She wasn’t seeking to date a Trump supporter, but I guess love works in complicated ways. She acknowledged in her article that had she been a person of color, a queer person or someone with DACA status, that she wouldn’t have been allowed to look past his political beliefs.
Of course, I don’t know who you are, and maybe you are a person of color, a queer person or if you hold DACA status, and you still don’t disagree with his views enough to end the relationship. In that case, then you should reevaluate your own beliefs and realize that they aren’t as cemented as you may portray them to be. Before you begin to think about your relationship, think about what you are okay with, and what would be a dealbreaker. Here’s a question to consider: are you concerned that you’re compromising your own ethics, or are you concerned that others will THINK you’re compromising your ethics? Are those even your ethics?
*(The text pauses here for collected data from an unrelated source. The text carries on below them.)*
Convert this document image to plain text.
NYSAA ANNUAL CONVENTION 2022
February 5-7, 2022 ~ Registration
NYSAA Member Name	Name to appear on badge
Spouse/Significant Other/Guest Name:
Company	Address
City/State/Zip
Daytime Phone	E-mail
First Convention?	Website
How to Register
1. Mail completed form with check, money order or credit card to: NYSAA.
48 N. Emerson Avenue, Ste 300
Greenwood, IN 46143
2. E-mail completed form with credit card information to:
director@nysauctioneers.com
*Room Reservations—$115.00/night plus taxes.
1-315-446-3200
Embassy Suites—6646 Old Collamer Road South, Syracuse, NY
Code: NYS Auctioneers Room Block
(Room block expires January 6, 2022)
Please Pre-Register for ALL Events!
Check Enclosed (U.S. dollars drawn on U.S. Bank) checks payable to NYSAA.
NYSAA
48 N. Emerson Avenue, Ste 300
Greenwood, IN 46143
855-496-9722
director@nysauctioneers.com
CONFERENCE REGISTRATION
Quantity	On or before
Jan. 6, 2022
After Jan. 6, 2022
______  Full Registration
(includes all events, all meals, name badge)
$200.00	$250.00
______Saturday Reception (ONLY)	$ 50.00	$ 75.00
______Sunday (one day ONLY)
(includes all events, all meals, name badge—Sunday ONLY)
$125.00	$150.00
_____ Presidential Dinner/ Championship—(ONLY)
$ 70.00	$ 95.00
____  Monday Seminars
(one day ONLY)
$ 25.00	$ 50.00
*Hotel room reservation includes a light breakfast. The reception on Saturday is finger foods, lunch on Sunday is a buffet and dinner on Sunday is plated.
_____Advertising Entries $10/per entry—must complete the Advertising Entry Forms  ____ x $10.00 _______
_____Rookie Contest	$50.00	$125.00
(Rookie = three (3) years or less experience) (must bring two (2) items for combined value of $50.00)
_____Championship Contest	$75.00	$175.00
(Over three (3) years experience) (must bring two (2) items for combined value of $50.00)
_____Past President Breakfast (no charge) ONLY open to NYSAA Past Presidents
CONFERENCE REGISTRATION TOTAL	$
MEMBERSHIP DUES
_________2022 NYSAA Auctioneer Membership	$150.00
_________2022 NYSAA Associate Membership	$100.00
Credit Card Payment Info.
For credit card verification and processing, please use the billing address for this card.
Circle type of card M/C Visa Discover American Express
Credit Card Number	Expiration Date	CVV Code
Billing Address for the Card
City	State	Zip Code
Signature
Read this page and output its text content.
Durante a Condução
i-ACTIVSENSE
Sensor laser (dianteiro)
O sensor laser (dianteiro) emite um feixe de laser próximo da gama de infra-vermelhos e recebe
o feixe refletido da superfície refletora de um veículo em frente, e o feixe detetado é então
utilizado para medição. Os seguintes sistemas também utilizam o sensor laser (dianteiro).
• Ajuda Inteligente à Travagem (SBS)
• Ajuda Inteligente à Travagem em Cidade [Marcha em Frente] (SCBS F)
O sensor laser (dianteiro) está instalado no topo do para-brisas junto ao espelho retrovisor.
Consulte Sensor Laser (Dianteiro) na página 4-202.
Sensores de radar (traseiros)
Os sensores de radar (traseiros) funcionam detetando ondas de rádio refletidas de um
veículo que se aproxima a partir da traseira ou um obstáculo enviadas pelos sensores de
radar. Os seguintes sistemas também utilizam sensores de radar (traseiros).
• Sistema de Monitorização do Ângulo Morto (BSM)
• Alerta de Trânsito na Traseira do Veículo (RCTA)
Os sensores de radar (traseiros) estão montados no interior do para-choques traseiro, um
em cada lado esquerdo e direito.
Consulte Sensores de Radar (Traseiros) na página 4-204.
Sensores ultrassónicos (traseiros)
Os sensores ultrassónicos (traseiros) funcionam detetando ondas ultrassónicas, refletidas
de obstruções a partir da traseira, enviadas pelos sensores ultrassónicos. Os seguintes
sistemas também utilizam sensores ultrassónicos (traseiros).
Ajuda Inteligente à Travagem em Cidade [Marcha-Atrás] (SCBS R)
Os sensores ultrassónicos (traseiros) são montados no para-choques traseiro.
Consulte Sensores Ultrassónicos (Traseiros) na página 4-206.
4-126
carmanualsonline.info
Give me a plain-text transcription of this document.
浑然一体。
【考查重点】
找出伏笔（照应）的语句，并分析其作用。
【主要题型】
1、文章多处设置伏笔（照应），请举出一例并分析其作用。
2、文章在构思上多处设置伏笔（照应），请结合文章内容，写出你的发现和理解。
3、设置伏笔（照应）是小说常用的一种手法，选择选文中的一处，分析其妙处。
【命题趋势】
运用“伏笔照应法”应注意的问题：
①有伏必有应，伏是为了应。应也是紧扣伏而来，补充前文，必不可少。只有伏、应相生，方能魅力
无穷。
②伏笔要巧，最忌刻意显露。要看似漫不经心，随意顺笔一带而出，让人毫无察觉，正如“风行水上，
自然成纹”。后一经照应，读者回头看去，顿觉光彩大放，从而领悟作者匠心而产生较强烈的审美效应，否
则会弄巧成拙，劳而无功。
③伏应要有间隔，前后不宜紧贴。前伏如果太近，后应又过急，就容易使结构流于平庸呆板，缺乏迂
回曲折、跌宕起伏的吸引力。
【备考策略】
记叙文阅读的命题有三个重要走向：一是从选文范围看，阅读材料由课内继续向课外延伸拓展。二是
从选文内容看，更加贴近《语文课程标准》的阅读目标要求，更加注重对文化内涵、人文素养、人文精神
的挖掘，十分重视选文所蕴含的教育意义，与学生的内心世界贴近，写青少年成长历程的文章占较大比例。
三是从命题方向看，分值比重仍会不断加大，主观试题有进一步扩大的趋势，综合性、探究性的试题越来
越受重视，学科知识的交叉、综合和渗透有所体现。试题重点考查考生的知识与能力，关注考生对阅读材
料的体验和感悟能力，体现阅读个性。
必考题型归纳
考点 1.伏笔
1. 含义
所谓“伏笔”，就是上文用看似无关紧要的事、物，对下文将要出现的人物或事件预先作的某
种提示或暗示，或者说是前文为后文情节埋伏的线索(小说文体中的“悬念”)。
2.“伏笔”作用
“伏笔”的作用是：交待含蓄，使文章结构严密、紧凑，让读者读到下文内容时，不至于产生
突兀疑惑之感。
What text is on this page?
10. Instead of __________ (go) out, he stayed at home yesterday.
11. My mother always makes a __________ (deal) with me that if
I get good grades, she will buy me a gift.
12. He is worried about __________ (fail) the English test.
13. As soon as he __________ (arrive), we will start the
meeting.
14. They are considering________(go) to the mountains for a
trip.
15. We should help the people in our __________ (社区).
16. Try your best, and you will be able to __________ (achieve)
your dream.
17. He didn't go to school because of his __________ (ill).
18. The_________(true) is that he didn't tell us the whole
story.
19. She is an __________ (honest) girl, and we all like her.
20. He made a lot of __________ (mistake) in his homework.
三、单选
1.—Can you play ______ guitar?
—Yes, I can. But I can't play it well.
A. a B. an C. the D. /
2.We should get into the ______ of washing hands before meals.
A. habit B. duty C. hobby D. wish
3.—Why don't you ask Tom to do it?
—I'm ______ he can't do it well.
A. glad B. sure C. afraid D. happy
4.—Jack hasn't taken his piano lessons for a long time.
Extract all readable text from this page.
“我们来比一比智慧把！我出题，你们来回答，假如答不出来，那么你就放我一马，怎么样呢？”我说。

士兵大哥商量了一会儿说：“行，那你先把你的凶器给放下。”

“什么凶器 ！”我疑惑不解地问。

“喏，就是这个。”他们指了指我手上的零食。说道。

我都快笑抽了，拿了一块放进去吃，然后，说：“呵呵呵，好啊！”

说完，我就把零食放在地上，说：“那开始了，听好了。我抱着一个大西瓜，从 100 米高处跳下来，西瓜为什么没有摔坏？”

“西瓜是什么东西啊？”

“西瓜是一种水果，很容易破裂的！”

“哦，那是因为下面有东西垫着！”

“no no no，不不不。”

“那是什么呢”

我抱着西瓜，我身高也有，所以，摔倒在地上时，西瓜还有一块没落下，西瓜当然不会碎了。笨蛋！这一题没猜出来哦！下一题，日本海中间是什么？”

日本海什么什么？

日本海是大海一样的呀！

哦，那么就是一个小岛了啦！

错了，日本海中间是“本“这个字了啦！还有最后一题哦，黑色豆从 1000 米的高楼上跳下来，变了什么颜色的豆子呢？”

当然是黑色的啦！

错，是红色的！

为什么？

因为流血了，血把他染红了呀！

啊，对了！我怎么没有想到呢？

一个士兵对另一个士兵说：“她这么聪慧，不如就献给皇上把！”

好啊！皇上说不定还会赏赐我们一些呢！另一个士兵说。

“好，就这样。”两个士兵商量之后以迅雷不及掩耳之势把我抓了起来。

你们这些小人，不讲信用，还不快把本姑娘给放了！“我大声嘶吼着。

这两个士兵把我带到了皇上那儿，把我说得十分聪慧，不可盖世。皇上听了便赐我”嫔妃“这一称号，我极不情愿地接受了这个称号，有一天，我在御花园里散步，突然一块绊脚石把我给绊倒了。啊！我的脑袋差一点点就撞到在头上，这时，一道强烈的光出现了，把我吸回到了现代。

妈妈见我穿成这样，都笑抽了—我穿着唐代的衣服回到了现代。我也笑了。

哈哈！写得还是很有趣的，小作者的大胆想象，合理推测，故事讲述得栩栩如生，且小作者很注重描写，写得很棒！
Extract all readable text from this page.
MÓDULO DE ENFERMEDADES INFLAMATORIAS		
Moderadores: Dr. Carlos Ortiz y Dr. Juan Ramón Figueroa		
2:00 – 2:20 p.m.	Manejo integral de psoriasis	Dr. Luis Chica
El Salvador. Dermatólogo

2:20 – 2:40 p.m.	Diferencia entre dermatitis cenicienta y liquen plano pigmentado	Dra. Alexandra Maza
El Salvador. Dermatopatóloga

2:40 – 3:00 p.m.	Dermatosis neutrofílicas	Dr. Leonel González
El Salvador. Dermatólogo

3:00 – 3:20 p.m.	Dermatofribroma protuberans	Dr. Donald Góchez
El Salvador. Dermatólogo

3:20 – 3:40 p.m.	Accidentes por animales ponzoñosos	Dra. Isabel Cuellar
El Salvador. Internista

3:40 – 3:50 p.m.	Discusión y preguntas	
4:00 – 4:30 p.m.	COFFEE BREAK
Some would say there’s a simple answer here: who cares? Love is love, right? It depends on how you view it. In my own relationships, I personally couldn’t date someone who didn’t have similar political views as me. Dating someone who was anti-Black would mean that I was OK with anti-Blackness, and dating someone who was xenophobic would mean that I, whether I wanted to admit it or not, am complicit in xenophobic rhetoric.
If you want to be a real ally to those around you who are marginalized, then you would either help to educate your partner on issues affecting real people or decide that you’re not OK with dating someone who doesn’t have a basic understanding of how systems of oppression work. You could also continue to lie about the degree to which you support marginalized people, but you should know they can often see right through false allyship. Clearly, this matters to you enough to where you felt the need to ask, and I’m glad you did.
When you love someone, you can only hope they love everyone else around you too — or at least to the extent that grants others peace in existing. Loving someone whose politics make you uncomfortable is like watching a film you once loved until you realized the harm it caused. You can sit there and try to dwell in the romantic aspects of it; you can try to ignore all the horrible things you learned about the lead actor, but you’ll sit there with the knowledge of your complicity gnawing away at you. Eat your popcorn, laugh at that joke; it’s never so bad when you’ve locked yourself in a secret room, right?
I hope you allow yourself to live honestly.